O combo de crimes cometidos por cidadãos e autoridades de diversos níveis envolve abolição violenta do Estado democrático de Direito (art. 359-L, do Código Penal); incitação (art. 286, parágrafo único); associação criminosa (art. 288); crime de omissão imprópria de autoridades que têm dever de proteger indivíduos e patrimônio. Além de um variado conjunto de crimes conexos: de dano, de incêndio, de tentativa de homicídio etc.
Dias depois, por força do acaso (e por aviso de cidadão desconfiado), descobriu-se plano de atentado a bomba de grande proporção. Um empresário e atirador esportivo planejava provocar "decretação do estado de sítio" e "intervenção das Forças Armadas". A explosão ocorreria nos arredores do aeroporto e de subestação de energia. Em sua casa se encontrou arsenal de armas e explosivos ilegais.
Silêncio nos gabinetes do Planalto.
Não sabemos o que pode ocorrer na posse presidencial. Não é perigo genérico, ordinário e imprevisível, presente em qualquer grande evento. É perigo específico, extraordinário e previsível, facilitado pela leniência de autoridades irresignadas com a derrota eleitoral; e por grupos civis ilegalmente armados e embrenhados no extremismo bolsonarista.

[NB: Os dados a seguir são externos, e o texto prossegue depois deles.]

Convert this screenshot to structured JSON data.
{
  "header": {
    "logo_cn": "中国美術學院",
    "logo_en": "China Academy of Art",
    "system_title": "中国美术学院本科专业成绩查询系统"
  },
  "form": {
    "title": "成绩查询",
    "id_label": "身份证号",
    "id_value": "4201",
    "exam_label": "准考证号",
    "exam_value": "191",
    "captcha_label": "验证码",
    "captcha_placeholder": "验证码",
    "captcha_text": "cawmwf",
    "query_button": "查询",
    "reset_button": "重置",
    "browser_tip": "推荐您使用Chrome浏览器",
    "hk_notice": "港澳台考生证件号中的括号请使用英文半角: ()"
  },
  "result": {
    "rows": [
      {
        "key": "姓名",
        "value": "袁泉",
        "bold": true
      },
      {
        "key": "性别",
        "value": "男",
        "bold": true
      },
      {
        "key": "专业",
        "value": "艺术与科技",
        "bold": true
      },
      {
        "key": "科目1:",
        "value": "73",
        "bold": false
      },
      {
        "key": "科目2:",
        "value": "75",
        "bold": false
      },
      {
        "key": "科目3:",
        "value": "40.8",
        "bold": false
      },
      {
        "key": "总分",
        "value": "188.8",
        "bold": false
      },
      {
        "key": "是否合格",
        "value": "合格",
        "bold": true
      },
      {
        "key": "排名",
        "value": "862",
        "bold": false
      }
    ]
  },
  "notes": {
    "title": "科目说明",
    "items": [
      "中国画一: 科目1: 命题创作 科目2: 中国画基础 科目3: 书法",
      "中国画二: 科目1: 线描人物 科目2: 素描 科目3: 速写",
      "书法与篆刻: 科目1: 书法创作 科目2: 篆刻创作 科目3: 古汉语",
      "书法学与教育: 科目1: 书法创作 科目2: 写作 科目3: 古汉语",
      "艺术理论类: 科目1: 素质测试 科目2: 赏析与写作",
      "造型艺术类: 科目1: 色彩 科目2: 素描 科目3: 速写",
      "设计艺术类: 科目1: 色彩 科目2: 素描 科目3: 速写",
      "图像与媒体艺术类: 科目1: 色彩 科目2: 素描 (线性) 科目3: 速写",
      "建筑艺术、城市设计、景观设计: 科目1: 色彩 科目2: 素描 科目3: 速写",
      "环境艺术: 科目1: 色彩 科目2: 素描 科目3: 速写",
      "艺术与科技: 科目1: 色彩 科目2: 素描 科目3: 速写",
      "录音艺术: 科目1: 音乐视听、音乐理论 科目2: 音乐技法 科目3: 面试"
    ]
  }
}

Juristas têm desencorajado analistas políticos a usar o termo "terrorismo" para nomear o que assistimos. Explicam que, na lei brasileira, o crime de terrorismo só ocorre quando atos que intentam provocar pânico generalizado sejam motivados por "xenofobia, discriminação ou preconceito de raça, cor, etnia e religião", não por "manifestações políticas". Há uma variedade de crimes, mas não o de "terrorismo".
A ressalva jurídica ("pela lei, o crime não é de terrorismo") está certa. A recomendação terminológica ("não falem em terrorismo") está errada. Porque a lei e o direito não têm monopólio da linguagem crítica da política e da moral.
Se aviões da Al Qaeda derrubassem as torres gêmeas do Congresso Nacional, a lei brasileira não qualificaria como crime de terrorismo. Mas seria terrorismo conforme seu conceito quase universal (presente não só em leis estrangeiras e convenções internacionais, mas na teoria social): ato violento, com potencial de causar dano massivo à vida e à infraestrutura, que afeta civis inocentes e gera pânico para intimidar população e governo.
O bolsonarismo, enfim, escancara sua face terrorista. Face presente já na origem da biografia pública de Bolsonaro, que ameaçou explodir bomba contra instalações militares por melhores salários nos anos 80 (leia o livro "O Cadete e o Capitão", de Luiz Maklouf).
Existem autorizadores primários do terror: Bolsonaro, que mescla reclusão com incitações cifradas à "defesa da pátria"; as Forças Armadas, que não rechaçam publicamente pedidos de golpe e ataques ao resultado eleitoral, deixam ventilar interpretações alucinadas do art. 142 da Constituição, e tratam a pão de ló os patriotas no seu quintal; e Augusto Aras, cuja omissão está sacramentada nos anais.
Aras é o primeiro PGR da história a ser publicamente instado a agir por procuradores da República. É praticante da arte dos gestos ilusionistas e declarações anódinas. Referiu-se a movimentos golpistas como "rescaldo indesejável, porém compreensível", assegurou que "monitora" protestos e lembrou que criou "grupo de combate ao terrorismo". O grupo nada fez de concreto, exceto despertar risos involuntários em Flávio Dino.
Dino, ministro da Justiça de fato, ainda não de direito, já pratica atos de governo. Alexandre de Moraes suspendeu porte de armas na capital. Bolsonaro deve se ausentar do país antes da posse numa viagem com vasto uso de recursos públicos. A legalidade da fuga disfarçada, se ocorrer, é burlesca. Seu fim é patético. E deixa órfãos nos quartéis.